Pardon me, but the vast majority of unvaccinated people I’ve heard from among the “stereotypical Trumpers refusing for reasons tied to political commitment and ideology” (that’s Josh’s description one paragraph later of the real bad guys in this story) have cited the exact same reasons. But somehow, if a white Republican Trump voter says the exact same thing, one is political warfare while the other is “justifiable apprehension.”

Does anyone proofread this stuff before it’s published? …

On a per-capita basis, both Hispanic and Black Americans are vastly less likely to take the vaccines than whites or Asians. But nobody is “fed up” with them, right? Only with a politically convenient group of people of a particular skin tone and party affiliation. Everyone else refusing to be vaccinated is just fine and needs to be allowed their space to process things.

It’s all sickening. …

“Fed up” is code for …

There’s also a huge assumption in these arguments … That assumption is that being “fed up” with the choices of others somehow implies that they have the right to enact some course of action to correct the perceived errors of their political opponents’ ways. …

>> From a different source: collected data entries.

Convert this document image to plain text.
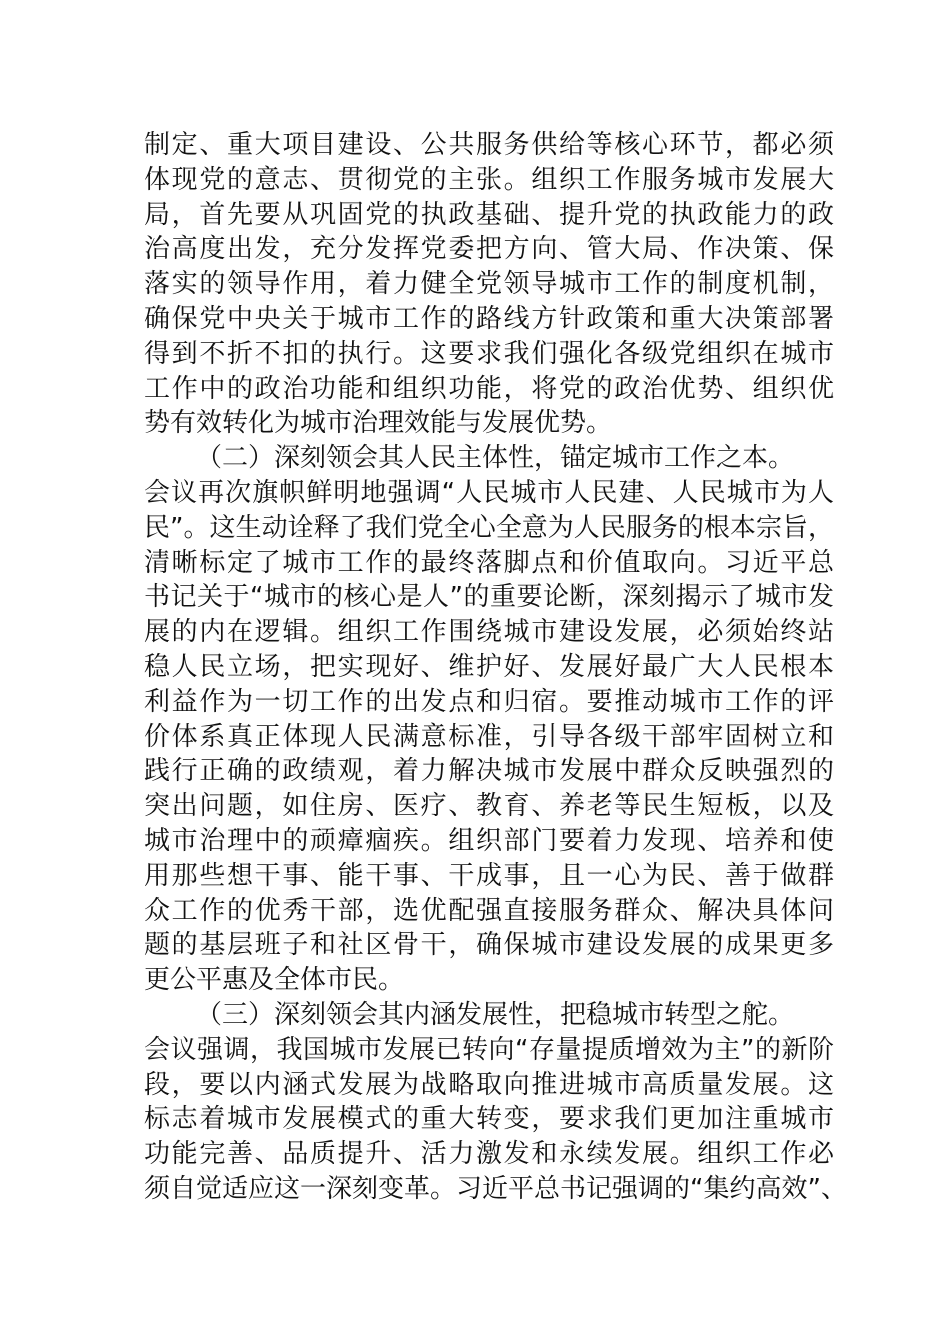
制定、重大项目建设、公共服务供给等核心环节，都必须
体现党的意志、贯彻党的主张。组织工作服务城市发展大
局，首先要从巩固党的执政基础、提升党的执政能力的政
治高度出发，充分发挥党委把方向、管大局、作决策、保
落实的领导作用，着力健全党领导城市工作的制度机制，
确保党中央关于城市工作的路线方针政策和重大决策部署
得到不折不扣的执行。这要求我们强化各级党组织在城市
工作中的政治功能和组织功能，将党的政治优势、组织优
势有效转化为城市治理效能与发展优势。
（二）深刻领会其人民主体性，锚定城市工作之本。
会议再次旗帜鲜明地强调“人民城市人民建、人民城市为人
民”。这生动诠释了我们党全心全意为人民服务的根本宗旨，
清晰标定了城市工作的最终落脚点和价值取向。习近平总
书记关于“城市的核心是人”的重要论断，深刻揭示了城市发
展的内在逻辑。组织工作围绕城市建设发展，必须始终站
稳人民立场，把实现好、维护好、发展好最广大人民根本
利益作为一切工作的出发点和归宿。要推动城市工作的评
价体系真正体现人民满意标准，引导各级干部牢固树立和
践行正确的政绩观，着力解决城市发展中群众反映强烈的
突出问题，如住房、医疗、教育、养老等民生短板，以及
城市治理中的顽瘴痼疾。组织部门要着力发现、培养和使
用那些想干事、能干事、干成事，且一心为民、善于做群
众工作的优秀干部，选优配强直接服务群众、解决具体问
题的基层班子和社区骨干，确保城市建设发展的成果更多
更公平惠及全体市民。
（三）深刻领会其内涵发展性，把稳城市转型之舵。
会议强调，我国城市发展已转向“存量提质增效为主”的新阶
段，要以内涵式发展为战略取向推进城市高质量发展。这
标志着城市发展模式的重大转变，要求我们更加注重城市
功能完善、品质提升、活力激发和永续发展。组织工作必
须自觉适应这一深刻变革。习近平总书记强调的“集约高效”、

There is no court precedent for a federal mandate telling everyone they have to be vaccinated because no president has ever tried. Private businesses can make vaccination mandatory as a condition of employment (and some are already doing so), but when the federal government and their water carriers in the media start encouraging that on a broad scale, a very serious problem emerges.

Vaccine passports and some pretty ugly coercion seem inevitable now, the way the narrative is shaping up.